Malatya Büyükşehir Belediyesi ve Malatya İl Milli Eğitim Müdürlüğü tarafından İstiklal Şairimiz Mehmet Akif Ersoy’un ölümünün 87’inci yıl dönümü dolayısıyla bir etkinlik düzenlendi. Malatya Kongre ve Kültür Merkezi’nde düzenlenen etkinlik Saygı Duruşu ve İstiklal Marşı’nın okunmasıyla başladı. Programa Malatya Valisi Ersin Yazıcı, Malatya Büyükşehir Belediye Başkanı Selahattin Gürkan, Malatya Cumhuriyet Baş Savcısı Ömer Mete, Yeşilyurt İlçe Kaymakamı Kutsal Baytak, İl Emniyet Müdürü Arif Çankal, İl Jandarma Komutanı Albay Ercan Altun, İl Milli Eğitim Müdür Yardımcıları, siyasi parti temsilcileri, STK temsilcileri, Gaziler, öğretmen ve öğrenciler katılım sağladı. 
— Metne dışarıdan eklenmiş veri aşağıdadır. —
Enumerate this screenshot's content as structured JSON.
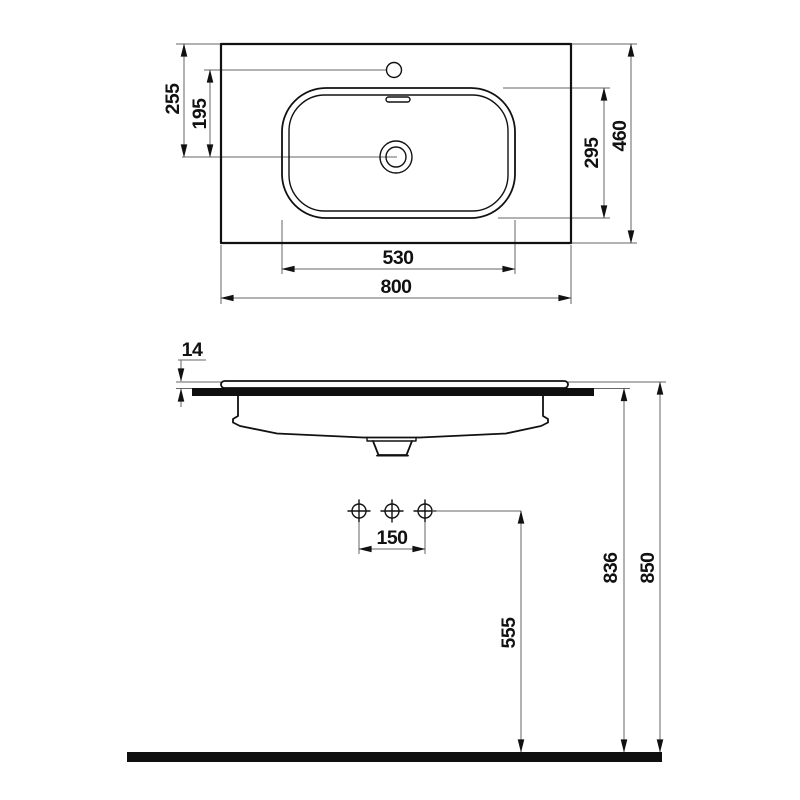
{
  "top_view": {
    "overall_width": "800",
    "overall_depth": "460",
    "basin_width": "530",
    "basin_depth": "295",
    "rear_edge_to_drain": "255",
    "tap_hole_to_drain": "195"
  },
  "front_view": {
    "rim_above_counter": "14",
    "tap_hole_spacing": "150",
    "hole_height_from_floor": "555",
    "counter_top_height": "836",
    "rim_top_height": "850"
  },
  "colors": {
    "object_line": "#111111",
    "dimension_line": "#666666",
    "background": "#ffffff"
  }
}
‘Türk’ün Özü Akif’in Sözü’ konulu konferansa konuşmacı olarak davet edilen Eğitimci - Yazar Vehbi Vakkasoğlu’nun Malatya ve Elazığ illerinde yaşanan hava muhalefeti nedeniyle uçuşunun iptal edilmesi üzerine Malatya Büyükşehir Belediyesi Kent Konseyi Genel Sekreteri Tarihçi –Yazar- Avukat Abdulkadir Artan konferansa konuşmacı olarak katıldı. 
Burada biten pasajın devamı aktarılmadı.